I'm a strong proponent of everything being portable C++, but this is a
collection of scripts that call other C++ tools. It could be done in C++,
but that's less flexible. And given that these are developer-oriented tools
that will never be seen by end users, it's not such a big loss - we already
force developers to be on Linux/Unix systems.

Even on Windows, WSL https://docs.microsoft.com/windows/wsl is so damn
useful. I've been using it since it launched, and it works. Much better
than Cygwin - it's an actual native cmdline Linux distro (e.g. Ubuntu LTS)
with the normal package manager, but without the overhead of virtualization.

So in this case, I could say leave the code as-is, a mix of shell scripts
and Python 3.

The Python scripts are all lacking the shebang, though. They all need:
#!/usr/bin/env python3

Regarding streamparser, yes you should reuse our existing packages.

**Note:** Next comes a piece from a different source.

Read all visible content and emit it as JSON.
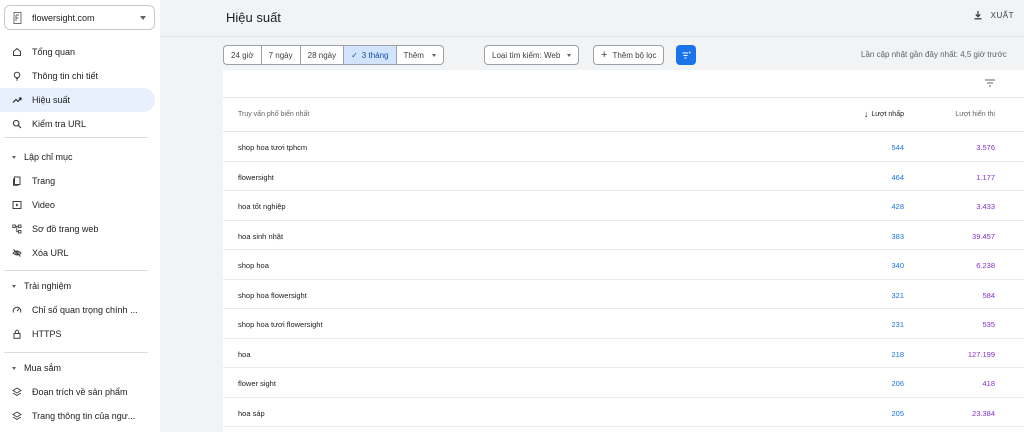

Use
libraries, use packages, don't duplicate code.

As for cleanstream, I was sure that had been packaged, but seems not. I'll
put that on the list...

-- Tino Didriksen


On Wed, 14 Aug 2019 at 23:55, Amr Mohamed Hosny Anwar <
amr.ke...@eng.asu.edu.eg> wrote:

> The pull request on Github can be found here:
> https://github.com/apertium/lttoolbox/pull/55
>
> The main code organisation points that needs reviewing/attention are:
> * How can we encapsulate pure shell scripts into lttoolbox?
> * Should we port vanilla python scripts to shell or C++ scripts?
> The supervised script is currently implemented in python.
> The constraint grammar script also depends on the supervised one so python
> is one of its dependencies.
> I am much more proficient in C++ coding than shell scripting.
> * Should apertium-streamparser be used for parsing tagged corpora in the
> form "^surface/analysis1$" instead of re-implementing parsing methods
> (which is the case currently)?
> * Can we use vanilla python scripts for models evaluation?
> * How to update the automake file so that the weighting scripts can be
> used as all the other lt-* commands?
> * How to avoid using the apertium-cleanstream script (
> http://svn.code.sf.net/p/apertium/svn/trunk/apertium-tools/apertium-cleanstream/apertium-cleanstream.cc
> )?
> Is there other lightweight alternatives?